The codec framework of the binary cyclic code according to claim 1, wherein: in the codec frame of the binary cyclic code, an odd number m and a positive integer k, v are given, and the binary cyclic code is a type from F 2 to
The mapping is represented by a k×v generation matrix on the ring R m . The encoding process is specifically as follows: (A) equally divide (m-1) k bits into k groups, each group containing m-1 Bit, for each group of m-1 bits, add a parity bit, generate a polynomial on C m , and combine the generated polynomials together into a k-tuple
The binary cyclic coding is an encoding corresponding to (m-1) k input bits, obtained by wG; (B) a polynomial in C m obtained by adding a parity bit is called an original data packet or a data packet, and one will be The polynomial in wG is called an encoding packet, and one encoding packet is a linear combination of R m of k data packets, and the coding coefficient is a polynomial in R m , where G is a generation matrix of the corresponding coding packet.
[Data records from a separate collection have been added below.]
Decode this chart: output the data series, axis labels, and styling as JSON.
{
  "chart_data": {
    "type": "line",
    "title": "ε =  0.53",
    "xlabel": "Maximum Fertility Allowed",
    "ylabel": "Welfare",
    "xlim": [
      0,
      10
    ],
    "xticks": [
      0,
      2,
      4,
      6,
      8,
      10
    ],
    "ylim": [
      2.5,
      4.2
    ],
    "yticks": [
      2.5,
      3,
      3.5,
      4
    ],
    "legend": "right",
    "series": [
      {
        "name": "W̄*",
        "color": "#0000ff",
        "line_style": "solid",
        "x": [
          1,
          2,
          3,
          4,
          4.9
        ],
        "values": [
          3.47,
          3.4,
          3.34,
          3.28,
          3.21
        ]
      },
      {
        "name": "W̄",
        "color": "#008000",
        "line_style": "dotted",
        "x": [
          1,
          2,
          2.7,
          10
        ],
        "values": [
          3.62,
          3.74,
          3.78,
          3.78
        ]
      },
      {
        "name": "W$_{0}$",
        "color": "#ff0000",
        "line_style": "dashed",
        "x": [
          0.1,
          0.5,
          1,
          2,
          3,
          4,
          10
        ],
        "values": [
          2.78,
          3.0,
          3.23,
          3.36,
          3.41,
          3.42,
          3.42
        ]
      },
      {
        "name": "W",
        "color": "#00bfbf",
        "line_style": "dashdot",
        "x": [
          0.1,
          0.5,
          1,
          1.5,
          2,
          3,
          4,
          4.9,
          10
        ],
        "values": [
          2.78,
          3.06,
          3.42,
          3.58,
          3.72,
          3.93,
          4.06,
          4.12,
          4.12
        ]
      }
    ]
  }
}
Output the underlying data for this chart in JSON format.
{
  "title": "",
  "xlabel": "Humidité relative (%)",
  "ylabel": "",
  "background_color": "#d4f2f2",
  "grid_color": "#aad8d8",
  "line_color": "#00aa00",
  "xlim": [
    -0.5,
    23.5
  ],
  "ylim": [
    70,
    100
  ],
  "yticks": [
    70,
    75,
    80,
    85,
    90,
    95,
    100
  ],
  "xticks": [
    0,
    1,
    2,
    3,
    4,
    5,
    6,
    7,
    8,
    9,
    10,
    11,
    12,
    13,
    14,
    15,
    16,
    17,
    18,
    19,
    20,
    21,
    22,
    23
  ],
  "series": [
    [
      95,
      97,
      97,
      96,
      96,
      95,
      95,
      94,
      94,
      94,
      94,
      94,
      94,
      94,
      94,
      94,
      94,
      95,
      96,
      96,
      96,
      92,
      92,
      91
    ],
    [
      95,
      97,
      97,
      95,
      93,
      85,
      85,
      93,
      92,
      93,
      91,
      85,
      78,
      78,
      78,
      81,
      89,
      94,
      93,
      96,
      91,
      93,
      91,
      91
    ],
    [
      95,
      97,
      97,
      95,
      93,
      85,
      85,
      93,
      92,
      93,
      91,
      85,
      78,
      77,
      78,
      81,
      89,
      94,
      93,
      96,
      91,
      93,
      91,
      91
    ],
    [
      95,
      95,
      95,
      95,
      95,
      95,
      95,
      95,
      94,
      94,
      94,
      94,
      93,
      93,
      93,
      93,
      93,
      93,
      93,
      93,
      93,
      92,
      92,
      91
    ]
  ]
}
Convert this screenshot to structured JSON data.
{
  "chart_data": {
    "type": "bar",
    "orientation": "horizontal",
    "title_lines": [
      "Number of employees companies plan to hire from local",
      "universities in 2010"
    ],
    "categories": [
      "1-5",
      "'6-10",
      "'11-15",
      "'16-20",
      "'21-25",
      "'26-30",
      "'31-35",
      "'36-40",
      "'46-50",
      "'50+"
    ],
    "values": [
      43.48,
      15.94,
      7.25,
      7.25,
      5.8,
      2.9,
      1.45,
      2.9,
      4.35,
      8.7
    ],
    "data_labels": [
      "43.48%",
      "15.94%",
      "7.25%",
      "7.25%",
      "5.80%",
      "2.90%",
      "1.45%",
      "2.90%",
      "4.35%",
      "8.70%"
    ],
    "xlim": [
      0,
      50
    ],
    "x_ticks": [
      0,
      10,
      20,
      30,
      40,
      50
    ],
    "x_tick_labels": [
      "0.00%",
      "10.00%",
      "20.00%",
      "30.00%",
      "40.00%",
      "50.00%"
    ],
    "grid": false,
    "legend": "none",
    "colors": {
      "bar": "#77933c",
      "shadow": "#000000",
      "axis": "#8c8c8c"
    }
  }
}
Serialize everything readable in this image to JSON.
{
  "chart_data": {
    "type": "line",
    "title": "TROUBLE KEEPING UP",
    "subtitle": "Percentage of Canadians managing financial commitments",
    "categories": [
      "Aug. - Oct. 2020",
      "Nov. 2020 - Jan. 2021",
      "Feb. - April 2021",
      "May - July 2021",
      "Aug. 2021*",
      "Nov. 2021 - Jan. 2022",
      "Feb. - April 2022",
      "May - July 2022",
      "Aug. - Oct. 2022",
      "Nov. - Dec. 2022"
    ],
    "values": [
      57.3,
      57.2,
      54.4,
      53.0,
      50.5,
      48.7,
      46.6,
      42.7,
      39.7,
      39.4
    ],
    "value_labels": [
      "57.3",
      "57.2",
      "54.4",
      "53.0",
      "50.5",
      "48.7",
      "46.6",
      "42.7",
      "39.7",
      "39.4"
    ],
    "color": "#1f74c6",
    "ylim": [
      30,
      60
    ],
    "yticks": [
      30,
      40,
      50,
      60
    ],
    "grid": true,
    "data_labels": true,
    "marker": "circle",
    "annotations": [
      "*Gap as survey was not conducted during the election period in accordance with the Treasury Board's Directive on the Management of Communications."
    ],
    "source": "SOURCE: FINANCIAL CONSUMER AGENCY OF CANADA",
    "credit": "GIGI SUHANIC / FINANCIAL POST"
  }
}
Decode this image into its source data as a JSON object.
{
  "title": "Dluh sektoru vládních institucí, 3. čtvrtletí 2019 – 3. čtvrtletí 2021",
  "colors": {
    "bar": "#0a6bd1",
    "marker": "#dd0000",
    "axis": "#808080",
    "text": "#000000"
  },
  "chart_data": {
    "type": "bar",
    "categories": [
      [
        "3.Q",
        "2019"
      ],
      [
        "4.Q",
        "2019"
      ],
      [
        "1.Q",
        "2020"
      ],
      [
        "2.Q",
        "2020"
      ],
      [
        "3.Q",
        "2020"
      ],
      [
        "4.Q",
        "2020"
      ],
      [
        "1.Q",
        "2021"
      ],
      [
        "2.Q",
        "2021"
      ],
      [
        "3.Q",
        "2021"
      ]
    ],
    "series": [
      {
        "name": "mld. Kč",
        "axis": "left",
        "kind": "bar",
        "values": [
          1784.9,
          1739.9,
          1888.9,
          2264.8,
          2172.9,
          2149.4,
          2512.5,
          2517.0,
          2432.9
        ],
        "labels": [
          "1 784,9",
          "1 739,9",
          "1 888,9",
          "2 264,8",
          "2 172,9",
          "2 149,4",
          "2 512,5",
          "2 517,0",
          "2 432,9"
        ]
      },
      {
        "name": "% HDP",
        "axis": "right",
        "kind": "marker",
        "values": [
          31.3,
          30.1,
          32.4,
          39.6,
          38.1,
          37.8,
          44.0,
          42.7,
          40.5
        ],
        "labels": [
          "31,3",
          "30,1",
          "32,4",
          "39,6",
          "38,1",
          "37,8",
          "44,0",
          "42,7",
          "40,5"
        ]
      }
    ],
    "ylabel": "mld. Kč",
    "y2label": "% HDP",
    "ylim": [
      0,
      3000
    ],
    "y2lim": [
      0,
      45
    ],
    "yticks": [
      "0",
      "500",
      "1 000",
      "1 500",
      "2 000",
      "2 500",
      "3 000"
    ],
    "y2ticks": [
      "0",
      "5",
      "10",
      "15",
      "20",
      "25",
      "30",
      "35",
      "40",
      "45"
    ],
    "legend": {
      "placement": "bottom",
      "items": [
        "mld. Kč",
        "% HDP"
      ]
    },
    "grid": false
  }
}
The codec framework of the binary cyclic code according to claim 1, wherein the codec algorithm of the codec frame of the binary cyclic code only involves a binary exclusive OR operation.
The codec framework of the binary cyclic code according to claim 1, wherein in the codec framework of the binary cyclic code, the decoding process of the binary cyclic code is: recovering k original data packets from k coding packets. Let: s 1 (z),...,s k (z) be k packets, p 1 (z),...,p k (z) are k coded packets indexed by I, The decoding process is (p 1 (z),...,p k (z))=(s 1 (z),...,s k (z))·G I , where G I is by retaining column I A k × k submatrix of the matrix G.
A codec framework for a binary cyclic code according to claim 1, wherein the binary cyclic code is closed in addition and multiplication.